ROBERT SIEGEL, host:
This summer, we've been hearing from you about your most memorable summer jobs.
MICHELE NORRIS, host:
And today our subject is the theme park job or the reality behind the fantasy.
SIEGEL: Rabbi Anthony Fratello of Lake Worth, Florida, was once the skipper on the Jungle Cruise at Disneyland. My job, he writes, I wore the hat, told the jokes, shot the hippo.
And while Fratello had some fun moments as The Skipper, he also had times that he says could try the soul. He writes: The intimacy and low humor of the jokes told on the Jungle Cruise gave open opportunity to hecklers. Thirty minutes into an eight-hour shift, which might feature 20-plus trips through the same unchanging tableau, coupled with guests' fuses growing ever shorter on a hot, crowded August day - well, the mantra developed by generations of skippers: Eight and a half minutes and they're out of your life forever, was sometimes your only link to sanity.
NORRIS: Still, the Jungle Cruise spiel, corny as it was, has come in handy, Fratello says. He used it in talent shows, entertained his congregants with it, and on one occasion, even used it to avoid arrest at a Las Vegas casino.
SIEGEL: Here's another theme park story.
Ms. ELISABETH DIVIS: My name is Elisabeth Divis. I'm from Ann Arbor, Michigan, and 13 years ago, my very first job was shucking oysters at SeaWorld of Ohio.

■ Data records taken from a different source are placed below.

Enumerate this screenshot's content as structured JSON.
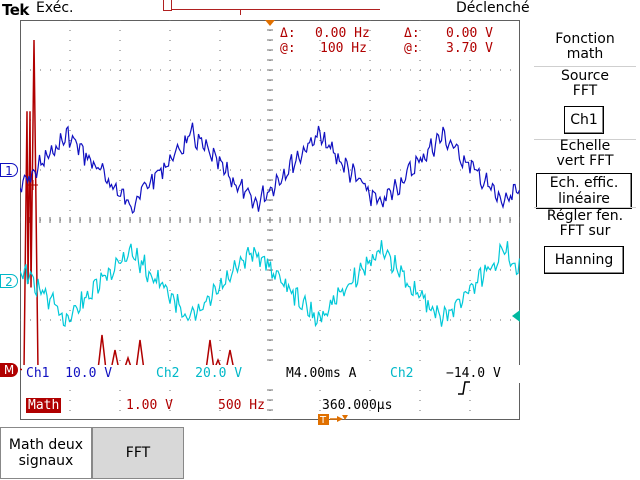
{
  "header": {
    "brand": "Tek",
    "run_state": "Exéc.",
    "trigger_state": "Déclenché"
  },
  "cursors": {
    "delta_freq_label": "Δ:",
    "delta_freq_value": "0.00 Hz",
    "at_freq_label": "@:",
    "at_freq_value": "100 Hz",
    "delta_volt_label": "Δ:",
    "delta_volt_value": "0.00 V",
    "at_volt_label": "@:",
    "at_volt_value": "3.70 V"
  },
  "channel_markers": {
    "ch1": "1",
    "ch2": "2",
    "math": "M"
  },
  "status_line_1": {
    "ch1": "Ch1  10.0 V",
    "ch2": "Ch2  20.0 V",
    "timebase": "M4.00ms A",
    "trig_source": "Ch2",
    "trig_slope_icon": "rising-edge-icon",
    "trig_level": "−14.0 V"
  },
  "status_line_2": {
    "math_label": "Math",
    "math_scale": "1.00 V",
    "math_freq": "500 Hz",
    "trig_offset_icon": "trigger-offset-icon",
    "trig_offset": "360.000µs"
  },
  "side_menu": {
    "title_line1": "Fonction",
    "title_line2": "math",
    "source_label_line1": "Source",
    "source_label_line2": "FFT",
    "source_value": "Ch1",
    "scale_label_line1": "Echelle",
    "scale_label_line2": "vert FFT",
    "scale_value_line1": "Ech. effic.",
    "scale_value_line2": "linéaire",
    "window_label_line1": "Régler fen.",
    "window_label_line2": "FFT sur",
    "window_value": "Hanning"
  },
  "bottom_menu": {
    "dual_math_line1": "Math deux",
    "dual_math_line2": "signaux",
    "fft": "FFT"
  },
  "colors": {
    "ch1": "#1010c0",
    "ch2": "#00c8d8",
    "math": "#b00000",
    "grid": "#606060"
  }
}
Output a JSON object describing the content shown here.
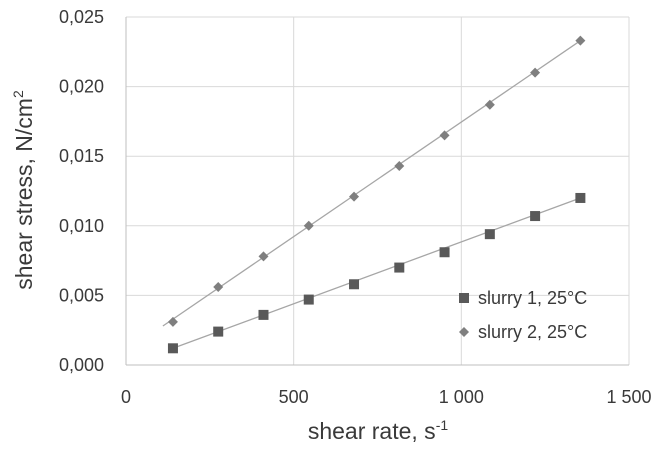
{
  "chart_data": {
    "type": "scatter",
    "title": "",
    "xlabel": "shear rate, s",
    "xlabel_sup": "-1",
    "ylabel": "shear stress, N/cm",
    "ylabel_sup": "2",
    "xlim": [
      0,
      1500
    ],
    "ylim": [
      0,
      0.025
    ],
    "xticks": [
      0,
      500,
      1000,
      1500
    ],
    "xtick_labels": [
      "0",
      "500",
      "1 000",
      "1 500"
    ],
    "yticks": [
      0,
      0.005,
      0.01,
      0.015,
      0.02,
      0.025
    ],
    "ytick_labels": [
      "0,000",
      "0,005",
      "0,010",
      "0,015",
      "0,020",
      "0,025"
    ],
    "grid": true,
    "legend_position": "bottom-right",
    "series": [
      {
        "name": "slurry 1, 25°C",
        "marker": "square",
        "color": "#595959",
        "x": [
          140,
          275,
          410,
          545,
          680,
          815,
          950,
          1085,
          1220,
          1355
        ],
        "y": [
          0.0012,
          0.0024,
          0.0036,
          0.0047,
          0.0058,
          0.007,
          0.0081,
          0.0094,
          0.0107,
          0.012
        ],
        "trendline": {
          "x": [
            140,
            1355
          ],
          "y": [
            0.0012,
            0.012
          ]
        }
      },
      {
        "name": "slurry 2, 25°C",
        "marker": "diamond",
        "color": "#7f7f7f",
        "x": [
          140,
          275,
          410,
          545,
          680,
          815,
          950,
          1085,
          1220,
          1355
        ],
        "y": [
          0.0031,
          0.0056,
          0.0078,
          0.01,
          0.0121,
          0.0143,
          0.0165,
          0.0187,
          0.021,
          0.0233
        ],
        "trendline": {
          "x": [
            110,
            1355
          ],
          "y": [
            0.0028,
            0.0233
          ]
        }
      }
    ]
  }
}
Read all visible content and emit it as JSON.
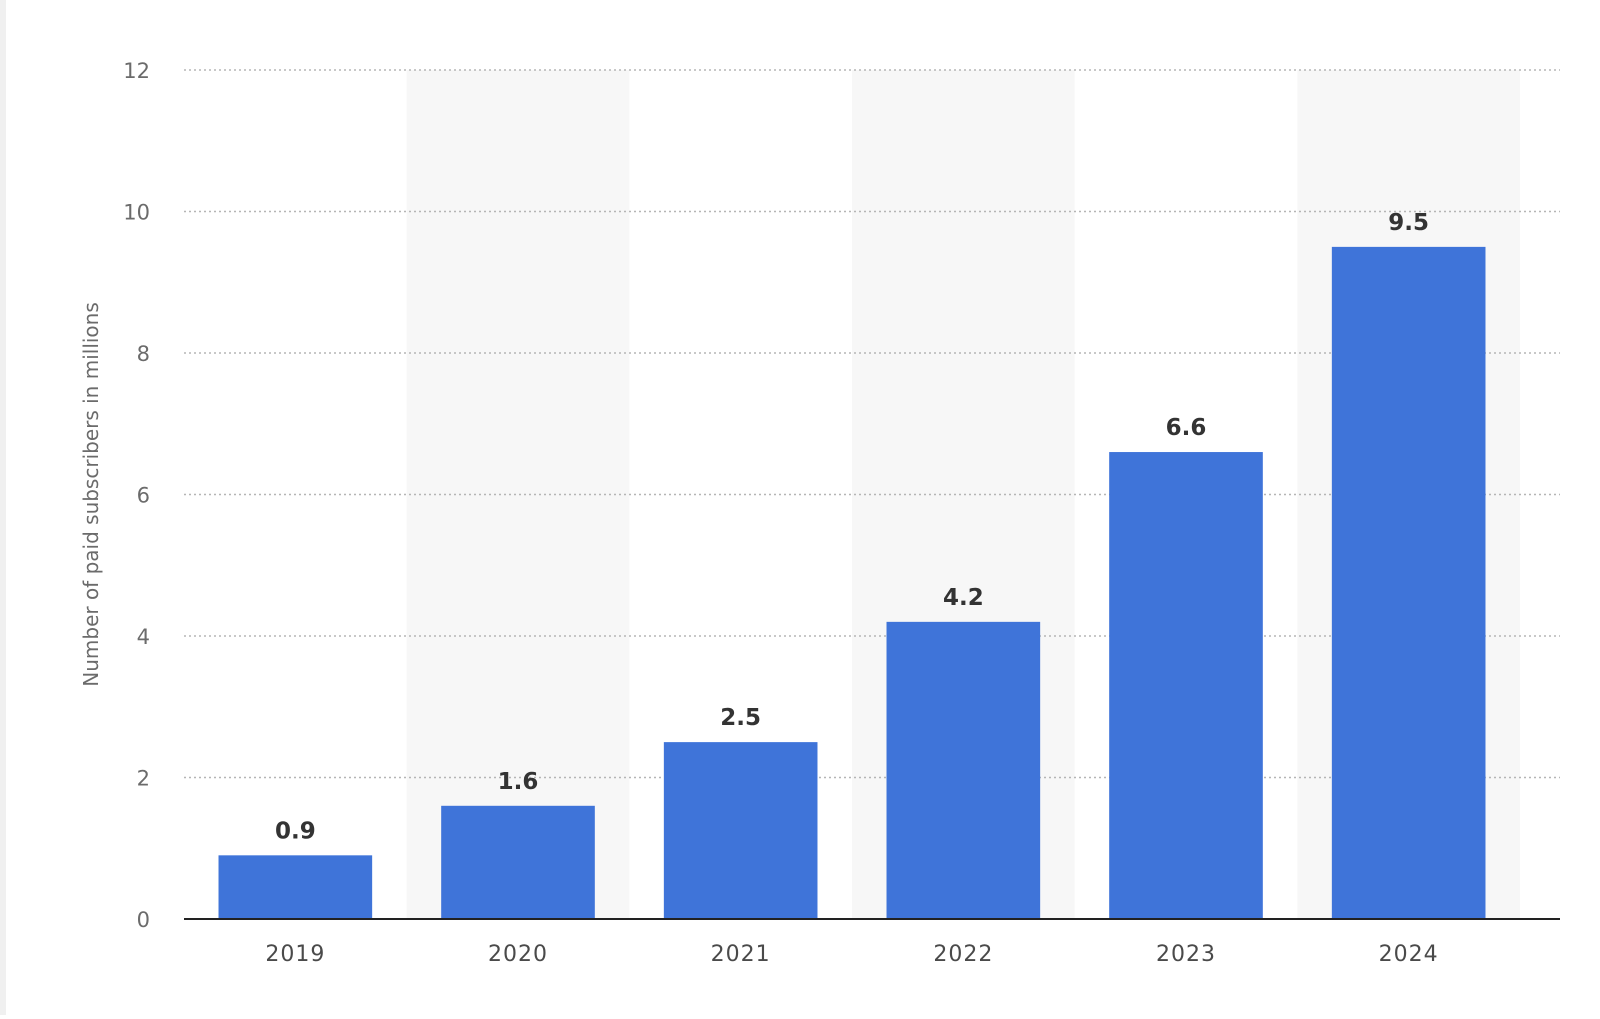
{
  "chart_data": {
    "type": "bar",
    "categories": [
      "2019",
      "2020",
      "2021",
      "2022",
      "2023",
      "2024"
    ],
    "values": [
      0.9,
      1.6,
      2.5,
      4.2,
      6.6,
      9.5
    ],
    "data_labels": [
      "0.9",
      "1.6",
      "2.5",
      "4.2",
      "6.6",
      "9.5"
    ],
    "title": "",
    "xlabel": "",
    "ylabel": "Number of paid subscribers in millions",
    "ylim": [
      0,
      12
    ],
    "yticks": [
      0,
      2,
      4,
      6,
      8,
      10,
      12
    ],
    "grid": "horizontal-dotted",
    "legend": "none",
    "colors": {
      "bar": "#3f74d9",
      "grid": "#b5b5b5",
      "axis": "#222222",
      "alt_band": "#f7f7f7"
    }
  }
}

NORRIS: Well, it was a little more complicated than that. Elisabeth worked at the theme park's pearl-diving show in a pagoda with soothing bamboo flute music.
(Soundbite of music)
NORRIS: As a narrator explained the storied Japanese tradition, young women in white kimonos stepped out to the side of a deep pool, but in just one of the illusions of the Asian pagoda, they weren't real Japanese pearl divers: They were girls from the local high school dive team.

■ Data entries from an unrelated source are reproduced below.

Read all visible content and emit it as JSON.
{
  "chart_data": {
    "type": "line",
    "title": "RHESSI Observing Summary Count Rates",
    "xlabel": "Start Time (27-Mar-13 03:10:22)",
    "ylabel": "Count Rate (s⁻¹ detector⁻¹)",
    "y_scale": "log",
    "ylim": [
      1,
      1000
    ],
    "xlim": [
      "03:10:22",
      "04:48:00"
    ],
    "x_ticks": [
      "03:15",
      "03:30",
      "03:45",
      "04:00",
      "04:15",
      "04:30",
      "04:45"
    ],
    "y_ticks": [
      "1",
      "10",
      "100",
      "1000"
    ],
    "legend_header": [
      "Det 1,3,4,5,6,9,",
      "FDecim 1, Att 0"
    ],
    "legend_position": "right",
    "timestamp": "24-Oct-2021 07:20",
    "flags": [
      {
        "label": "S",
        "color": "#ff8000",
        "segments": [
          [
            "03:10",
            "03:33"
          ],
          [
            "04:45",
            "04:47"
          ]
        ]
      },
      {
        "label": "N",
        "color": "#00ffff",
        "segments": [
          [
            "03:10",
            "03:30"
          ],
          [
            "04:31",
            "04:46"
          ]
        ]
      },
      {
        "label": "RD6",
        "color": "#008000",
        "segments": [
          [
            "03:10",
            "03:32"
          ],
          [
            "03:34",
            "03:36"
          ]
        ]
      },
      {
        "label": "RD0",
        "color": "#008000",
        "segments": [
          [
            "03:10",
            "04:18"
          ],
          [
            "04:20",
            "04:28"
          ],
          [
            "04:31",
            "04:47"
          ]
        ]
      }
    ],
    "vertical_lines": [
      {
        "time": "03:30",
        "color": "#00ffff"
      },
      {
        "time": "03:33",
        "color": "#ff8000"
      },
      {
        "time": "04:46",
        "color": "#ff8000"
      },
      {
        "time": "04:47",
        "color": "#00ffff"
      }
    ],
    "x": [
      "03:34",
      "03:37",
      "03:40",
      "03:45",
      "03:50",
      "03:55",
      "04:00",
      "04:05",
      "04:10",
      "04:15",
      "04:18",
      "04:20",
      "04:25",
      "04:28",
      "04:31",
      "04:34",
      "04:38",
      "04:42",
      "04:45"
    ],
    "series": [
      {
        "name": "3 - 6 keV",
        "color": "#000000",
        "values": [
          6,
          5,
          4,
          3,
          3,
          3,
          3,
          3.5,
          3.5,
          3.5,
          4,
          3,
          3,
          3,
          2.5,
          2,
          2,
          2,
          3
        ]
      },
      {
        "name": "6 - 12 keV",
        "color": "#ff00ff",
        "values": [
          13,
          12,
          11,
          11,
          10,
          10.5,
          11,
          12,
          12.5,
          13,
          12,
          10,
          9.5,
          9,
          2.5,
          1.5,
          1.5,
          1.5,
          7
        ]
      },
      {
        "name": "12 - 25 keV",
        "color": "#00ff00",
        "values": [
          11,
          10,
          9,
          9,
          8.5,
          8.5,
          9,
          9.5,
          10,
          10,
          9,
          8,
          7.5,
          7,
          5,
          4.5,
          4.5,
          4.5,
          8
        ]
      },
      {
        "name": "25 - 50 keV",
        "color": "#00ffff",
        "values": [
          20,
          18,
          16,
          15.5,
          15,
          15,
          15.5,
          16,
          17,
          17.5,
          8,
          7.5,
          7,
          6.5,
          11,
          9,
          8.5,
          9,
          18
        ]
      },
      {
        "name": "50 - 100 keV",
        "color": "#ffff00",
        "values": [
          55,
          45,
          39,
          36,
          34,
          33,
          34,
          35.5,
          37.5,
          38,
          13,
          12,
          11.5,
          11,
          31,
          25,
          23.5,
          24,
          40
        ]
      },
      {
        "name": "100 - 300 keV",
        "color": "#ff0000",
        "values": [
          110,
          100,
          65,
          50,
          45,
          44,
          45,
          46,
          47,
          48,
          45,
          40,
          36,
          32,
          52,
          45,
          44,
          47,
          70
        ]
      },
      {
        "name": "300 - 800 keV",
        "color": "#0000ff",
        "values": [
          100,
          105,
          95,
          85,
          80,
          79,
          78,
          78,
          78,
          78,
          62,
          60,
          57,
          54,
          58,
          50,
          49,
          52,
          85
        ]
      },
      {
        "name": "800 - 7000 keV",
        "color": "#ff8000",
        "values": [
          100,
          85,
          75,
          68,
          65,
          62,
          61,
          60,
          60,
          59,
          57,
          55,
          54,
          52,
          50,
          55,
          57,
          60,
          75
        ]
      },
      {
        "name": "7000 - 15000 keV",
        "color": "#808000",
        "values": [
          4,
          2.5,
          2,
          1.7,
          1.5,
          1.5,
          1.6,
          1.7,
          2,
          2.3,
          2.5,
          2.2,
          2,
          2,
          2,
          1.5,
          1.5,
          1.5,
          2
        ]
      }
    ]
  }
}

Ms. DIVIS: They would dive for the oysters that would then be brought up to the surface, given to a paying customer, who had paid for a ceramic mug, dropped into that mug, and then the customer would bring that mug with the oyster inside over to me at the shucking bar. And I would then pluck out the oyster, open it up with a knife and then just really plum around, dig around in that oyster for the pearl.
I'd be really excited to find this pearl. If I wasn't excited, I'd feign the excitement. Then I'd wash it over, measure the diameter, and then I would tell them, I would appraise the pearl for them.
Mind you, I'm 15 years old, and the only instructions I really got from my supervisor was just to name two things: the color, the size. Then it was really my choice of how much price value to assign the pearl.
So I would say: This rare black pearl measures eight millimeters in diameter. This would fetch you about $30 on the market, but here at SeaWorld, you only paid for the price of the mug.
And, you know, of course, how could you not be excited by that? Look at that deal you just got, this treasure? These were seed pearls. They weren't, like, 100 percent pure, natural, rare pearls, of course not. Like, a seven-millimeter plastic ball with the thickness of, like, a fingernail coating of pearl on top. So kind of a sham, the whole appraisal.
I am kind of embarrassed to have been a teenage huckster in my very first job, but I'm really glad that I did. I think it's given me a lot of confidence. It really helped me to deliver what I have to say with assurance, and I can really see that now as a teacher.
No one wants a teacher who's just going to stand up and lecture about metaphor or simile or personification but, you know, if you can kind of make it more fun and deliver it in such a way that makes it interesting, then you're golden.
SIEGEL: Elisabeth Divis of Ann Arbor, talking about her summer job at SeaWorld of Ohio, which evidently, Michele, went the way of the sea in Ohio. It's now defunct.